L’hospitalisation de Jean-Paul II à l’hôpital Gemelli a provoqué une émotion populaire intense, relayée par une mobilisation médiatique de grande ampleur. L’attachement des catholiques à l’homme qui préside à leur destin spirituel depuis plus d’un quart de siècle n’étonnera personne. Mais il apparaît que la figure paternelle du pape de Rome touche également non seulement les autres communautés chrétiennes, mais aussi des fidèles d’autres religions et nombre de gens de bonne volonté. Le grand rabbin de Rome a fait prier pour Jean-Paul II dans les synagogues, des musulmans, dans leurs mosquées, ont intercédé pour sa guérison. A l’heure de la mondialisation, il n’y a guère de personnes qui, à l’égal du Pape, personnifient une sorte de
conscience planétaire et de paternité morale. Même si le phénomène est complexe, il renvoie à une fonction incontestable de la papauté en notre temps, servie d’une façon inusitée et prophétique par le pape polonais.
Les services du Vatican sont contraints de gérer, dans la difficulté, la communication médiatique. Ils sont souvent l’objet de soupçons, accusés même de rétention d’information, quand on ne leur reproche pas de la falsifier ou de la truquer. C’est un peu la loi du genre. Il ne faut rien connaître aux fièvres journalistiques et à la surenchère provoquée par la course aux nouvelles inédites pour s’en étonner. Moins que jamais il ne convient de se laisser impressionner par un climat de surchauffe parfois malsaine. Certes, le Pape n’est pas un malade comme les autres et la santé des hommes publics est aujourd’hui l’objet d’une attention minutieuse, souvent exagérée. Il y a des limites à la curiosité et il est juste que les plus illustres bénéficient d’une intimité sauvegardée. On ne reprochera donc pas au Vatican de diffuser les bulletins médicaux avec une certaine modération. Les journalistes doivent comprendre, de leur côté, que prendre soin d’un homme affaibli comme Jean-Paul II requiert une mise à distance et jusqu’à une mise en scène qui n’accorde que le nécessaire à la voracité des preneurs d’images.
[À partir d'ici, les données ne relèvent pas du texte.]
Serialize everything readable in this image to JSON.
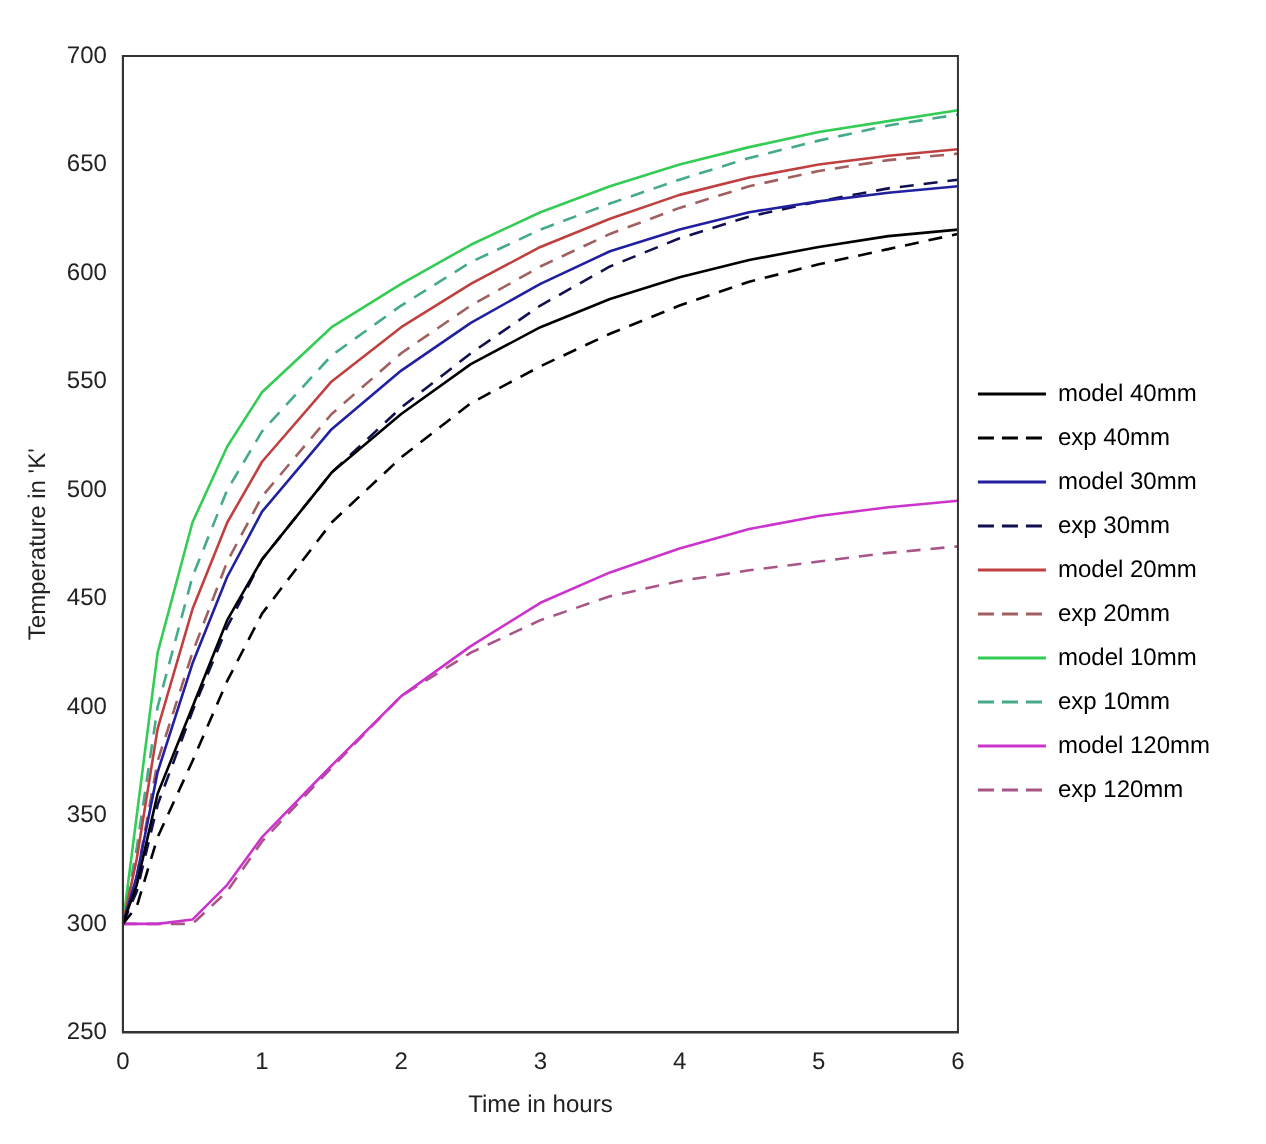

Il n’en reste pas moins que le Pape, revenu au Vatican, après une telle alerte, ne sera plus capable de retrouver son énergie d’antan. Sans doute garde-t-il intactes ses facultés intellectuelles, comme en a témoigné le cardinal Lustiger. Il y a d’ailleurs quelque chose de saisissant dans la force d’âme de ces êtres d’exception, handicapés de maux multiples, anéantis dans leur vitalité physique, et possédant malgré tout cette flamme du regard dont parlait le vieil Hugo. Nous sommes quelques-uns à avoir connu, dans des dispositions analogues, le cardinal de Lubac en ses dernières années. Avec un Pape que prie et qui veille, semblable au vieillard Syméon, l’Eglise continue sa mission. Et les jeunes qui préparent activement les JMJ de Cologne pour l’été prochain ne sont pas les derniers à proclamer qu’ils aiment et vénèrent cette figure privilégiée de la paternité spirituelle.